If the secondary sources of the data required to develop the indicators to be monitored, the characteristics of the data must be taken into consideration prior to their selection. The relevant attributes for selecting secondary data sources to generate population-based health indicators are described below. However, these attributes can and should be evaluated in the context of the purpose for which the data will be used. In addition, the selection of secondary source data should also consider the advantages and disadvantages outlined in section 3.1. The attributes are:

  • POPULATION REPRESENTATIVENESS: Representativeness is an attribute that involves the absence of selection bias with respect to the population that the indicator is intended to represent. Non-representative samples (such as convenience samples or samples based on sentinel units), samples with high rates of non-response, or samples that reflect underreporting in information systems, are examples of factors that can compromise the representativeness of a data source. For example, a country's live birth information system is a universal system, because it is supposed to include all children born alive in all types of facilities or birthing sites. However, it is known that births in conditions of greater vulnerability (poorer regions, rural areas, areas with lack of housing, indigenous ethnicity, among other factors) might not be reported to the system. In such a case, there is a bias in the representativeness of those population groups. Similarly, research on victims of violence based on sentinel unit samples (reference health services serving such victims), might not be representative of the population. One reason is that this type of sampling systematically excludes victims with less severe injuries or with fatal injuries but were not treated in a health facility.
  • PERIODICITY: Data can be compiled continuously in systems such as civil registries, cancer registries, and surveillance systems for reportable diseases. Data can also be compiled periodically, which is to say at regular intervals (for example, 10-year population census, triennial survey of schoolchildren), or without predefined periodicity; and at a particular point in time (for example, health surveys on specific subjects, academic research projects, etc.). Although specific health-related studies are recognized as useful sources of important information for developing specific indicators, their usefulness for monitoring long-term indicators is limited. Nevertheless, a combination of various specific research studies can serve to indicate trends, even if the studies do not provide for ideal methodological comparability. One example is research on the prevalence of smoking conducted with different methodologies and target populations. Such research can, nevertheless, provide the general direction of a trend, with the caveat that the relevant limitations must be taken into account.

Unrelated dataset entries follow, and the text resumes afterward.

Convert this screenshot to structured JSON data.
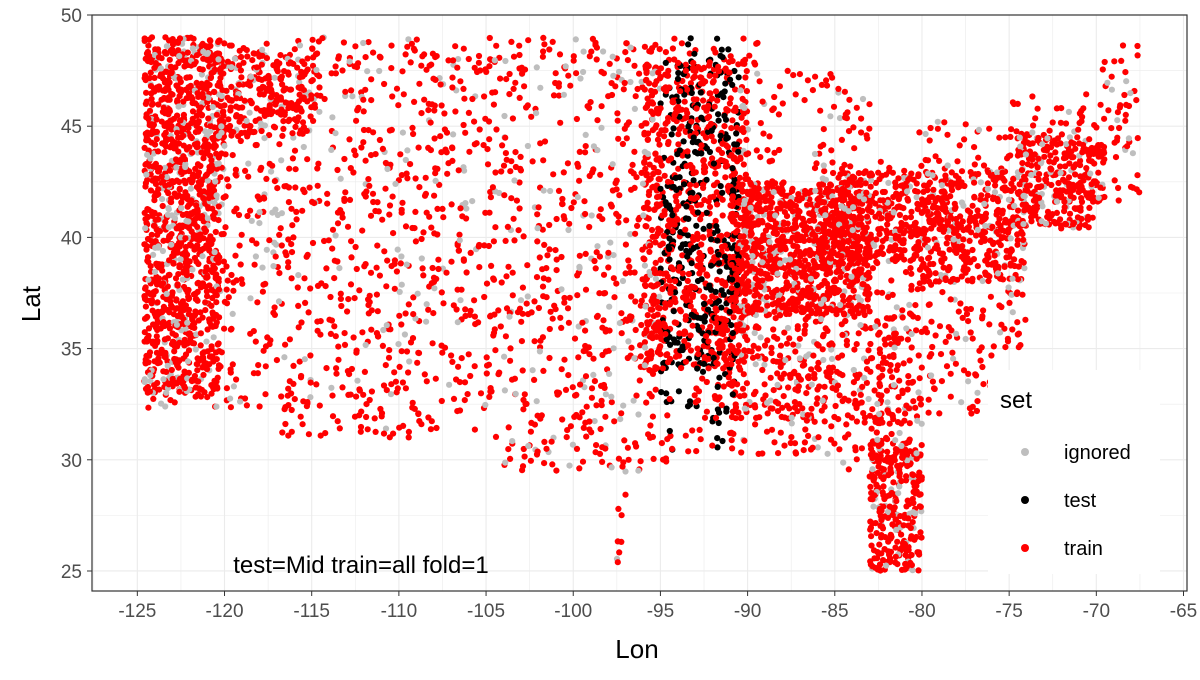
{
  "chart_data": {
    "type": "scatter",
    "xlabel": "Lon",
    "ylabel": "Lat",
    "xlim": [
      -127.6,
      -64.8
    ],
    "ylim": [
      24.1,
      50.0
    ],
    "x_ticks": [
      -125,
      -120,
      -115,
      -110,
      -105,
      -100,
      -95,
      -90,
      -85,
      -80,
      -75,
      -70,
      -65
    ],
    "y_ticks": [
      25,
      30,
      35,
      40,
      45,
      50
    ],
    "grid": true,
    "legend": {
      "title": "set",
      "position": "right-bottom",
      "entries": [
        {
          "label": "ignored",
          "color": "#bebebe"
        },
        {
          "label": "test",
          "color": "#000000"
        },
        {
          "label": "train",
          "color": "#ff0000"
        }
      ]
    },
    "annotation": {
      "text": "test=Mid train=all fold=1",
      "x": -119.5,
      "y": 24.9
    },
    "colors": {
      "ignored": "#bebebe",
      "test": "#000000",
      "train": "#ff0000"
    },
    "test_region_lon": [
      -95.0,
      -90.5
    ],
    "point_cloud": {
      "description_regions": [
        {
          "name": "west-coast",
          "lon": [
            -124.5,
            -117
          ],
          "lat": [
            32.5,
            49
          ]
        },
        {
          "name": "great-lakes-midwest",
          "lon": [
            -91,
            -84
          ],
          "lat": [
            36,
            46
          ]
        },
        {
          "name": "florida",
          "lon": [
            -83,
            -80
          ],
          "lat": [
            25.5,
            31
          ]
        }
      ]
    }
  }
}
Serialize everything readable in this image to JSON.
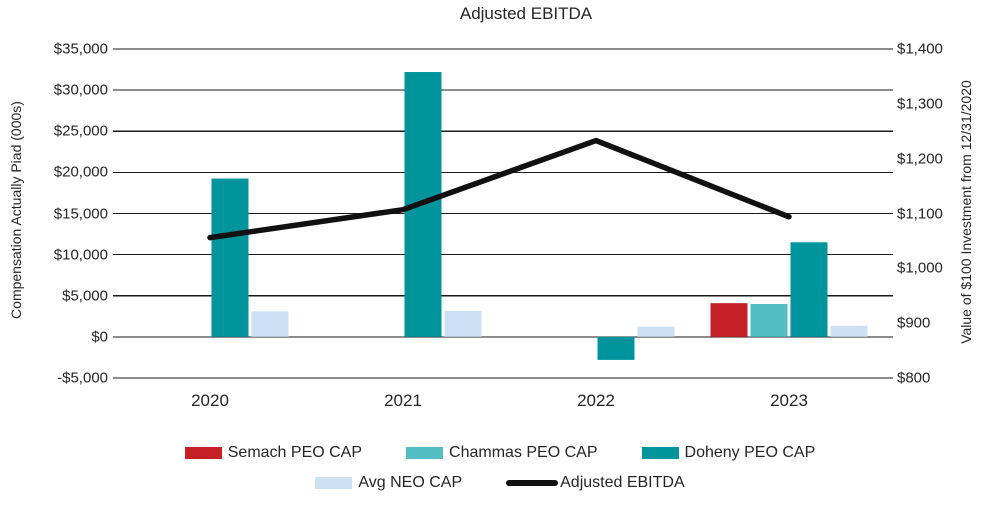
{
  "title": "Adjusted EBITDA",
  "axes": {
    "left": {
      "title": "Compensation Actually Piad (000s)",
      "ticks": [
        "$35,000",
        "$30,000",
        "$25,000",
        "$20,000",
        "$15,000",
        "$10,000",
        "$5,000",
        "$0",
        "-$5,000"
      ]
    },
    "right": {
      "title": "Value of $100 Investment from 12/31/2020",
      "ticks": [
        "$1,400",
        "$1,300",
        "$1,200",
        "$1,100",
        "$1,000",
        "$900",
        "$800"
      ]
    },
    "x": {
      "categories": [
        "2020",
        "2021",
        "2022",
        "2023"
      ]
    }
  },
  "chart_data": {
    "type": "bar",
    "subtype": "grouped-bars-with-line-dual-axis",
    "title": "Adjusted EBITDA",
    "categories": [
      "2020",
      "2021",
      "2022",
      "2023"
    ],
    "series": [
      {
        "name": "Semach PEO CAP",
        "kind": "bar",
        "axis": "left",
        "color": "#c52025",
        "values": [
          null,
          null,
          null,
          4100
        ]
      },
      {
        "name": "Chammas PEO CAP",
        "kind": "bar",
        "axis": "left",
        "color": "#52bdc2",
        "values": [
          null,
          null,
          null,
          4000
        ]
      },
      {
        "name": "Doheny PEO CAP",
        "kind": "bar",
        "axis": "left",
        "color": "#00949c",
        "values": [
          19250,
          32200,
          -2800,
          11500
        ]
      },
      {
        "name": "Avg NEO CAP",
        "kind": "bar",
        "axis": "left",
        "color": "#cddff2",
        "values": [
          3100,
          3150,
          1250,
          1350
        ]
      },
      {
        "name": "Adjusted EBITDA",
        "kind": "line",
        "axis": "right",
        "color": "#111111",
        "values": [
          1056,
          1107,
          1233,
          1094
        ]
      }
    ],
    "left_ylabel": "Compensation Actually Piad (000s)",
    "right_ylabel": "Value of $100 Investment from 12/31/2020",
    "left_ylim": [
      -5000,
      35000
    ],
    "right_ylim": [
      800,
      1400
    ],
    "left_tick_step": 5000,
    "right_tick_step": 100,
    "grid": true,
    "legend_position": "bottom"
  },
  "legend": {
    "rows": [
      [
        "Semach PEO CAP",
        "Chammas PEO CAP",
        "Doheny PEO CAP"
      ],
      [
        "Avg NEO CAP",
        "Adjusted EBITDA"
      ]
    ]
  },
  "colors": {
    "grid": "#1a1a1a",
    "text": "#262626",
    "background": "#ffffff"
  }
}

  • VALIDITY: This refers to the ability of the source to measure what is intended to be measured (absence of distortions, bias, or systematic errors). The most relevant biases are those related to selection of the study population and the quality of the information compiled. The data source should include the variables needed to develop the indicator. An example is a live birth information system that includes data on congenital malformations (including microcephaly). In general, observations at birth without supplementary examination and monitoring of the children tend to underestimate the prevalence of congenital malformation. Although the system may be quite valid as a database for a series of other indicators, it is not valid to estimate the prevalence of congenital malformations in children.
  • TIMELINESS: The timeliness of the source involves the availability and reliability of the data at the time it is needed to construct the indicators. Thus, timely produced indicators provide better opportunities for making health-related decisions.

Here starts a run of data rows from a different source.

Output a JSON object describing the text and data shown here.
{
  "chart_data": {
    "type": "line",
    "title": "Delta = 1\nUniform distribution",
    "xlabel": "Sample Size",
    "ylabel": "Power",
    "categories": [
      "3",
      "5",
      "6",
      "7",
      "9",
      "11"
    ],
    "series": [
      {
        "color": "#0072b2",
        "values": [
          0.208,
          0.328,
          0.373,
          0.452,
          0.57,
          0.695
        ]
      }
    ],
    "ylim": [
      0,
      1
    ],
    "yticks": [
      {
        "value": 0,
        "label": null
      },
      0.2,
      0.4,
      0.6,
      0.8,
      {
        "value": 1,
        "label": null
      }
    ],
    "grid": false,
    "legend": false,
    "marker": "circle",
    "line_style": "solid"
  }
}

  • STRATIFICATION: Many health-related problems require indicators that are stratified according to population subgroups or by areas of particular interest. Multiple analytical interpretations can be derived from the level of disaggregation available in the selected data source. These considerations can significantly expand or limit the use of the indicator for decision-making.
  • SUSTAINABILITY: This attribute represents the source's potential to remain relevant and be of the quality needed to generate information over time. This depends not only on the periodicity of the data collection, but on the availability of the financial resources needed to sustain that particular source of data; the presence of a legal framework; political will, among other factors. Surveys conducted by telephone tend to be more sustainable because they require fewer resources. However, telephone surveys have limitations not found in surveys based on personal interviews and biometrical measurements.

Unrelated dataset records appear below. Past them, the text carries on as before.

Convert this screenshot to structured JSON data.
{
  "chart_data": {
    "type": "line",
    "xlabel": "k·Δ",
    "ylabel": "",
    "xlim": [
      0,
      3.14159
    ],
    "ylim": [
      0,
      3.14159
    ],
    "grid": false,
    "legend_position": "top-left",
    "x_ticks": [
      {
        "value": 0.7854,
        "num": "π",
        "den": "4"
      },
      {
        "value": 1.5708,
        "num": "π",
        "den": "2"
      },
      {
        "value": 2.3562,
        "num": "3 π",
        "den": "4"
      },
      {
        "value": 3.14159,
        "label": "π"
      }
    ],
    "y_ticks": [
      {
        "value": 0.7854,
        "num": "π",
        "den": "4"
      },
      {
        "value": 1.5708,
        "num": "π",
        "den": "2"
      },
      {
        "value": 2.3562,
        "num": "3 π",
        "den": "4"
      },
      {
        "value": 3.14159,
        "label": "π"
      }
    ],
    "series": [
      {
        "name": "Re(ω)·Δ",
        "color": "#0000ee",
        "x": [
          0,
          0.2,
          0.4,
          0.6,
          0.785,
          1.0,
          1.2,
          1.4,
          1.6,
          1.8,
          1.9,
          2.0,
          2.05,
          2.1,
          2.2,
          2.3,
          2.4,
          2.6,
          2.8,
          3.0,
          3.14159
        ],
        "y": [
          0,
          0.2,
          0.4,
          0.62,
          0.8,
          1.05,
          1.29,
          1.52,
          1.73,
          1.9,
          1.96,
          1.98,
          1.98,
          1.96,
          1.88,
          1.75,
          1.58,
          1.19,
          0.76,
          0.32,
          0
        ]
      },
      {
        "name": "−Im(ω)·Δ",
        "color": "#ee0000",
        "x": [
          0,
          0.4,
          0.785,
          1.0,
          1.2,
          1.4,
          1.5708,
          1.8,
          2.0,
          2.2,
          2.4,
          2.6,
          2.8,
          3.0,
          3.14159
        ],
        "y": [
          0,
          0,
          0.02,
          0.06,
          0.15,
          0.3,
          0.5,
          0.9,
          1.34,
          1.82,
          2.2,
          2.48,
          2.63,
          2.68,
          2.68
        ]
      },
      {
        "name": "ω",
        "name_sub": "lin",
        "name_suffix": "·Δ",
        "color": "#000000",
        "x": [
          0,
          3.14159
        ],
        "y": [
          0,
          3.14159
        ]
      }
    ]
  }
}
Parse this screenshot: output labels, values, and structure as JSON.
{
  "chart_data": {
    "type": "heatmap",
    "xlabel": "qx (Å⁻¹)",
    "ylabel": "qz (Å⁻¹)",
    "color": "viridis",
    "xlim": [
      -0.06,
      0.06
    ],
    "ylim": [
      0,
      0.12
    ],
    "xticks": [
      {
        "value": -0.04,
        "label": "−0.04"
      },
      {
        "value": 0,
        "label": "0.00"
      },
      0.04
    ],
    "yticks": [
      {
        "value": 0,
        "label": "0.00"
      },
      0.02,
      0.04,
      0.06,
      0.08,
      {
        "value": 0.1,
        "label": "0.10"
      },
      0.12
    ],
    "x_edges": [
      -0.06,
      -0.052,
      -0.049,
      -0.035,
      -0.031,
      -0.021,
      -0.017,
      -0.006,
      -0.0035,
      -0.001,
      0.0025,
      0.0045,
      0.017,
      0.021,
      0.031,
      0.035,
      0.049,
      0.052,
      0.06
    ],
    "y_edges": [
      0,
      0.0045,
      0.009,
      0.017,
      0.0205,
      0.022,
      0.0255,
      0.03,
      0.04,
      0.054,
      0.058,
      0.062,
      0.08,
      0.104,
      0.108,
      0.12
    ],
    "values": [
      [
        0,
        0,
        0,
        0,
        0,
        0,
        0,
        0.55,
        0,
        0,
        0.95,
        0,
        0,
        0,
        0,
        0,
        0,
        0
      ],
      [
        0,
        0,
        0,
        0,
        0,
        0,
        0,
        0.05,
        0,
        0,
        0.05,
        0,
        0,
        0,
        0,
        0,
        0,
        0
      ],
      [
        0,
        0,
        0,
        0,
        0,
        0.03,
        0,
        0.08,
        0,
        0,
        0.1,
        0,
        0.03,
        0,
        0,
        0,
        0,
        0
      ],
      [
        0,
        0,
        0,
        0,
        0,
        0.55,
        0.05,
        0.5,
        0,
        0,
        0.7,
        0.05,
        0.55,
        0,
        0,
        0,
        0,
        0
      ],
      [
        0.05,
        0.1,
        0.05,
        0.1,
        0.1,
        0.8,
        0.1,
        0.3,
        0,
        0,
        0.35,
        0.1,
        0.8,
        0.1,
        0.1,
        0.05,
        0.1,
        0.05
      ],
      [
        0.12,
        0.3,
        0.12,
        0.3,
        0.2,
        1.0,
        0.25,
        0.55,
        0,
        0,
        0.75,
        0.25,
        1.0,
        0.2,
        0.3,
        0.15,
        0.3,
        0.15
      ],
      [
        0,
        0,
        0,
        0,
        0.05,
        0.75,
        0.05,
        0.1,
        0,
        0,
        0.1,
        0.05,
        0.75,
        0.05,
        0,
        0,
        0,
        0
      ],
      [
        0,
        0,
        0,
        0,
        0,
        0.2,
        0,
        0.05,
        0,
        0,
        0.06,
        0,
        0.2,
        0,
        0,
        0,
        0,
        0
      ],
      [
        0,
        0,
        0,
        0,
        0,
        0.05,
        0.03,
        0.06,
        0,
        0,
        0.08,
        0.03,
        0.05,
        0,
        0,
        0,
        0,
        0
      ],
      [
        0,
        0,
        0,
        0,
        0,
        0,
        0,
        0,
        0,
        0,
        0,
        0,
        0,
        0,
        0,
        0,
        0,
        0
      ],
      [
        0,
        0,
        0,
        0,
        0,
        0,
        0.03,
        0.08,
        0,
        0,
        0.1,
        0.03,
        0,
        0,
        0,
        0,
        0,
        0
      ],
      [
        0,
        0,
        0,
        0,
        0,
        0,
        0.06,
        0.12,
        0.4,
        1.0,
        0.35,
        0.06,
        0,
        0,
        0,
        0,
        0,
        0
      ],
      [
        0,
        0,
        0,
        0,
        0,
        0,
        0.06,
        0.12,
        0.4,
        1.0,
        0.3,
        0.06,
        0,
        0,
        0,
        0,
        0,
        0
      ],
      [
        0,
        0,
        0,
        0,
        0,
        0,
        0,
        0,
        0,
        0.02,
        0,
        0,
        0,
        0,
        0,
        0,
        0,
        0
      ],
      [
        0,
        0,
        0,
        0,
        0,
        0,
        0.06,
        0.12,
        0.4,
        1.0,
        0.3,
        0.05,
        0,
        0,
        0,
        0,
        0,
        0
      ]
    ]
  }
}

  • PRECISION: Some well-designed probabilistic samples that ensure representativeness have some degree of imprecision-a factor to be considered in any sample-based indicator. Imprecision may arise, for example, when calculating confidence intervals that inform the user (usually with 95% confidence) of the plausible value of an indicator as applied to the population from which the sample was taken. Indicators developed from census sources, such as, population censuses, universal data sources, and vital statistics information systems, etc., are free of imprecision.
  • ACCESS TO DATA: This refers to ensuring the availability of data to the public through national data repositories and other means.